Your preference centre should list all your available email campaigns for the segment (e.g. Promotions and offers, Weekly newsletter, Tips & Tricks, etc.), and show the subscribers which campaigns they’re subscribed to.
If they want to unsubscribe, they can do it through your preference centre.
In return, you’ll get less bounces and spam flags.
2) Welcome emails
These days, if we don’t get a welcome email, we think the service we just subscribed to hates us.
It’s also a great way to warm up your subscribers and convert them into customers from the get-go. After all, welcome emails generate 320% more revenue than other promotional emails.
We’re not saying to send cupcakes through email, too, but heck, welcome emails matter.
3) High volume is not always the right volume
Like we already said, there are 105 billion emails sent every day. Your subscribers can, and will get oversaturated if you send them emails five times a day.
The content is key so when you’re deciding on your frequency, make available content the deciding factor. If you can send quality emails three times a week, go for it, and test how your subscribers react.
If you see your open and click-through rate going down, it’s time to stop, drop, and reassess.
4) Spruce up your mailing lists
Depending on your marketing activities, you may have acquired subscribers who clicked ‘count me in’ just because they thought they were going to win something.
You may also have subscribers who decided they wouldn’t buy fur coats from your super exclusive store anymore because they’ve turned vegan after a trip to Thailand. Who knows?
But these aren’t the quality subscribers you should be focusing on when it comes to email deliverability. They often don’t open your emails, or they flag them as spam.
So it’s best to go through your mailing list once in a while, and remove everyone who no longer seems interested.
That’s what keeps the ISPs interested, and your emails delivered.
Your Email Life-hack: Email Verification
Ignore ROI for a second - it’s no secret that email addresses cost money to store, particularly on the most popular ESP vendors. Bounced emails alone can move you up an entire spend quartile to a higher paid plan. The last thing you want to do is waste money on emails that aren’t even valid.
Email verification is your secret weapon for pruning your list of bad actors. There’s a lot you can do to ensure the emails you’re getting are legit, but the best bang for your buck, by far, is to invest in an automated system that does it for you.
mailfloss does it for you automagically, for as low as $17/month.
The Mystical Email Deliverability
Ultimately, email deliverability isn’t all that mystical. It’s the unsexy chore & maintenance exercise you need to work on to keep your revenue engine choo-choo-ing, but once you’ve got the fundamentals down, it becomes pretty routine.
Great email deliverability is ultimately the simple byproduct of writing good emails, and sending it to solid lists of people who actually want them.
Ever watch the show ‘Kitchen Nightmares’? Where Gordon Ramsey goes and fixes restaurants? He always focuses on the simple things - clean kitchens, simple menus, organized furniture.
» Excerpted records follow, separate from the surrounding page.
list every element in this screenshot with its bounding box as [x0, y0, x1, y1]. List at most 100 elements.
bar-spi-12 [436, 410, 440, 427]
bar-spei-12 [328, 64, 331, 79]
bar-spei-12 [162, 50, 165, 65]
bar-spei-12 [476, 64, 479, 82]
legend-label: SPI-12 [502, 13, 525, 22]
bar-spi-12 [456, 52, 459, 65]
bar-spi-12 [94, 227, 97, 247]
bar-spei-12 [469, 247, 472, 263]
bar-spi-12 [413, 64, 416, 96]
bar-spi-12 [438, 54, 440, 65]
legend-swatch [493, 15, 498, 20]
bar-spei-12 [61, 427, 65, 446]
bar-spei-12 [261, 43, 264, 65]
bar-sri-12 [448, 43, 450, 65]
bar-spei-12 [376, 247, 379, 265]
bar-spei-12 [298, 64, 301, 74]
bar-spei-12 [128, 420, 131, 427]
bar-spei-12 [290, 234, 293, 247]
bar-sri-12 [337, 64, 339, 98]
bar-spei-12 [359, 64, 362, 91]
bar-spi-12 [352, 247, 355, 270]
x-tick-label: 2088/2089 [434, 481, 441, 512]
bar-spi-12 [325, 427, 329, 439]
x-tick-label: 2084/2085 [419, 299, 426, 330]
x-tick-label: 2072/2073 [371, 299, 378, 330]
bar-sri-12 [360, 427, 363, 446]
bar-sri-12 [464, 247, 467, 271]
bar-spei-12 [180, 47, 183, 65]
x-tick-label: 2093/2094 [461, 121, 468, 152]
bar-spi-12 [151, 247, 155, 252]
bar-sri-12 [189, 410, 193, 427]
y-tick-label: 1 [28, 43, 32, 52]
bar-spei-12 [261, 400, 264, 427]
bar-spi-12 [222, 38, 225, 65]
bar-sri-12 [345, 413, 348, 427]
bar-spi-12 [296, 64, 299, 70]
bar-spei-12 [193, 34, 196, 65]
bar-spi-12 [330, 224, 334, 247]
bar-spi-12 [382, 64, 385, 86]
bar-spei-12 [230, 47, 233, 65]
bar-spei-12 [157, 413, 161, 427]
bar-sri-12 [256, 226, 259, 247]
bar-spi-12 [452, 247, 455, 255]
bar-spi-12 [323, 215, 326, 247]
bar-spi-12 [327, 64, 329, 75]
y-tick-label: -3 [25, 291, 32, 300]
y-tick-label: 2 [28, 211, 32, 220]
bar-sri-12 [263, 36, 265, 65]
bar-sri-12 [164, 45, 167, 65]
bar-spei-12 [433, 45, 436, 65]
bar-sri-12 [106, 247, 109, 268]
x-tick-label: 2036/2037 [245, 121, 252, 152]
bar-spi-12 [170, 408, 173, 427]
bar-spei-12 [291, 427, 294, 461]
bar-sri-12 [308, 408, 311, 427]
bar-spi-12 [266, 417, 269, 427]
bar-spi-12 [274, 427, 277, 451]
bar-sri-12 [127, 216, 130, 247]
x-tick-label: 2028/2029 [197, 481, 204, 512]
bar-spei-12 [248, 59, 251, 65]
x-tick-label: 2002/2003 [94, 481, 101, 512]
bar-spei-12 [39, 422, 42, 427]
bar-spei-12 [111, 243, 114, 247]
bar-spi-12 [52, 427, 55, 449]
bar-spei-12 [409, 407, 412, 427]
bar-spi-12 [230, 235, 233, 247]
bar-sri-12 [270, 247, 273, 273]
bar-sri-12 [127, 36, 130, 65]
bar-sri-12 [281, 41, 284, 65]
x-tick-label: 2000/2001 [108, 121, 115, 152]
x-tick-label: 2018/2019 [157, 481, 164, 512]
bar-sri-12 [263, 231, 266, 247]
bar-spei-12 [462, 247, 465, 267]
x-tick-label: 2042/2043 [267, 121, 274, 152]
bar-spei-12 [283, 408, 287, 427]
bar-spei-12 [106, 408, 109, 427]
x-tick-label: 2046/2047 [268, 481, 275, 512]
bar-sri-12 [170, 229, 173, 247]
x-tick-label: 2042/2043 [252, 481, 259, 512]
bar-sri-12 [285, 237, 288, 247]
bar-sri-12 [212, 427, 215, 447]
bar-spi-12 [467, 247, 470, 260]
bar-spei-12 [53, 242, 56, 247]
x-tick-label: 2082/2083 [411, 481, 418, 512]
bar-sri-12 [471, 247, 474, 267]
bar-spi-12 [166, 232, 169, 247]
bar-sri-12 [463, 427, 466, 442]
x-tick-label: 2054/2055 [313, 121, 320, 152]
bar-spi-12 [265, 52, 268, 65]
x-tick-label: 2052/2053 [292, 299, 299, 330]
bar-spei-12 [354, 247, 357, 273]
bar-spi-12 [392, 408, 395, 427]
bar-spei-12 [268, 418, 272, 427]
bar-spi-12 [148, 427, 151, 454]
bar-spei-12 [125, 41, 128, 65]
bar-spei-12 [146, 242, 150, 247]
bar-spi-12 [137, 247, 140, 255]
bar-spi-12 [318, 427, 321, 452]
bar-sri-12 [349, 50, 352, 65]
The marketing equivalent of that is email deliverability - get your house in order.
Once you put a few of the foundations in place, and actually worry about writing good emails, your deliverability will become industry leading and it’ll reflect in your ROI. Ultimately, the single best rule of thumb for email deliverability is the same advice your grandma would give you (if she happened to be an email marketing wiz): send emails people give a damn about.